FP: We have some automatic ladies’ watches. We are strong in some markets such as Germany and the Middle East where quartz is very popular. It does not make a lot of sense to focus too heavily on mechanical watches. However, in each collection we always offer some automatic models, especially as they prove popular with the Swiss market.
AD: You currently offer chronographs. Do you think you will offer other complications in the future?
FP: I don’t think we will offer other complications. It may be that one day we offer an automatic GMT but we will not get involved with retrograde watches or tourbillons. It is not Ebel. For our company, it is all about the exterior rather than the interior.
AD: Throughout your history you have produced many gem-set watches. Is this something you intend to continue?
FP: Yes. We already have some gem-set watches in our portfolio. In 2016, we created a beautiful watch, La Maison Ebel, with a 35mm case in a trilogy of gold, white, rose and yellow. We also created the beautiful ladies’ moonphase watch with an automatic movement and stones everywhere.
You are correct, we have a history of offering watches featuring gold and stones. We will release more gem-set watches in the future.
The new Sport Classic collection continues to share the same design elements of the 1977 original. However, it has been sympathetically honed into a cleaner, fresher design. Ebel has judiciously made only small changes, ensuring the essence of the former model has not been lost, thereby allowing its iconic status to be maintained.

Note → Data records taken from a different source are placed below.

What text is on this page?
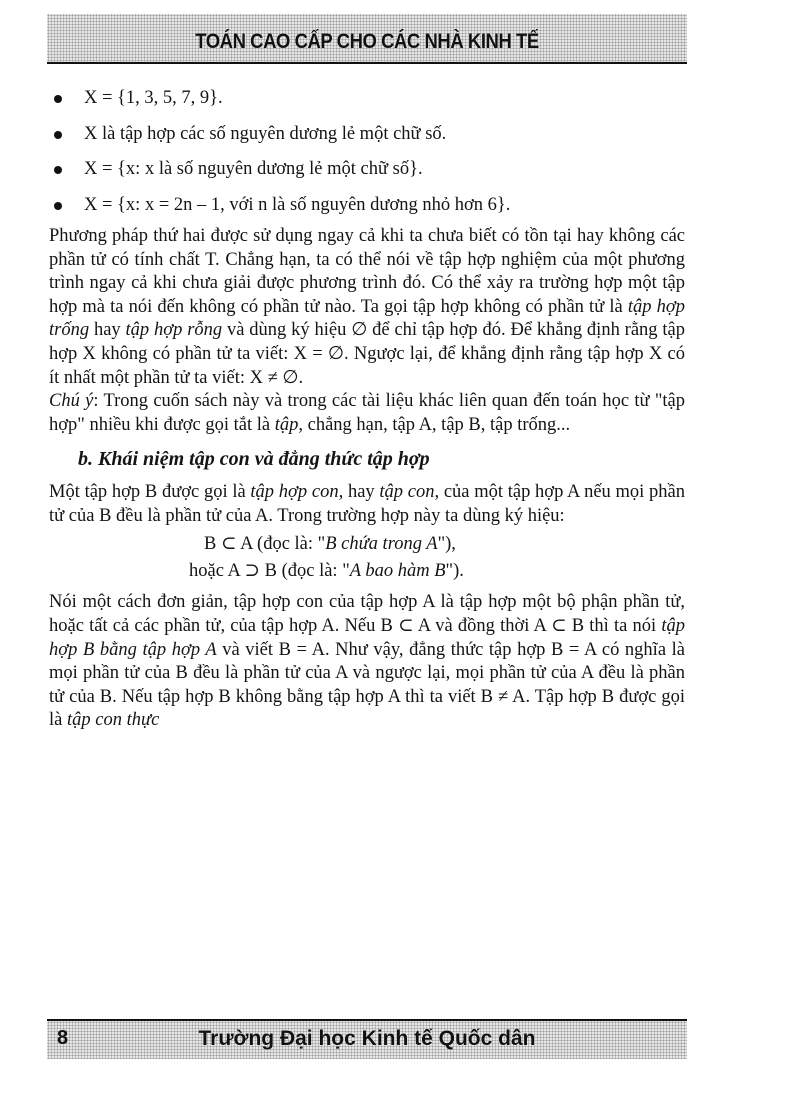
TOÁN CAO CẤP CHO CÁC NHÀ KINH TẾ
X = {1, 3, 5, 7, 9}.
X là tập hợp các số nguyên dương lẻ một chữ số.
X = {x: x là số nguyên dương lẻ một chữ số}.
X = {x: x = 2n – 1, với n là số nguyên dương nhỏ hơn 6}.

Phương pháp thứ hai được sử dụng ngay cả khi ta chưa biết có tồn tại hay không các phần tử có tính chất T. Chẳng hạn, ta có thể nói về tập hợp nghiệm của một phương trình ngay cả khi chưa giải được phương trình đó. Có thể xảy ra trường hợp một tập hợp mà ta nói đến không có phần tử nào. Ta gọi tập hợp không có phần tử là tập hợp trống hay tập hợp rỗng và dùng ký hiệu ∅ để chỉ tập hợp đó. Để khẳng định rằng tập hợp X không có phần tử ta viết: X = ∅. Ngược lại, để khẳng định rằng tập hợp X có ít nhất một phần tử ta viết: X ≠ ∅.

Chú ý: Trong cuốn sách này và trong các tài liệu khác liên quan đến toán học từ "tập hợp" nhiều khi được gọi tắt là tập, chẳng hạn, tập A, tập B, tập trống...

b. Khái niệm tập con và đẳng thức tập hợp

Một tập hợp B được gọi là tập hợp con, hay tập con, của một tập hợp A nếu mọi phần tử của B đều là phần tử của A. Trong trường hợp này ta dùng ký hiệu:

B ⊂ A (đọc là: "B chứa trong A"),
hoặc A ⊃ B (đọc là: "A bao hàm B").

Nói một cách đơn giản, tập hợp con của tập hợp A là tập hợp một bộ phận phần tử, hoặc tất cả các phần tử, của tập hợp A. Nếu B ⊂ A và đồng thời A ⊂ B thì ta nói tập hợp B bằng tập hợp A và viết B = A. Như vậy, đẳng thức tập hợp B = A có nghĩa là mọi phần tử của B đều là phần tử của A và ngược lại, mọi phần tử của A đều là phần tử của B. Nếu tập hợp B không bằng tập hợp A thì ta viết B ≠ A. Tập hợp B được gọi là tập con thực

8	Trường Đại học Kinh tế Quốc dân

While Ebel offers some automatic watches, its product portfolio is skewed towards quartz movements, something that is unlikely to change. Moreover, ladies’ models will remain the company’s primary focus. Nevertheless, Ebel does offer men’s watches and, based on comments by Pellegrini, intends to increase its collection of masculine timepieces. Personally, I found the mention of chronographs very interesting and I do hope the company releases future watches equipped with this complication.
‘Design’ is an important facet of the Ebel brand, however, functionality is of equal significance. This is manifest with the Sport Classic’s highly flexible bracelet and the way it ergonomically encircles the wrist. A new ‘jewellery clasp’, released in 2017, has led to the bracelet sitting closer to the skin than the brand’s deployant buckle, heightening wearer comfort.
During my interview with Flavio Pellegrini of Ebel, I was surprised to learn the company does not make its watches, choosing to outsource the production of each watch bearing its name. I suspected that this would lead to a costlier product but as the brand has proved repeatedly it is able to deliver quality products at comparatively keen prices.
Since its ‘heyday’ of the 1980s, Ebel’s fortunes have waned. During the press event, the company alluded to this on a couple of occasions. Now, the brand has planned a new advertising campaign, focussing on the new Sport Classic and referencing its association with Le Corbusier. Based on its many attributes, I hope the company ascends to greater heights and rediscovers the success it once enjoyed.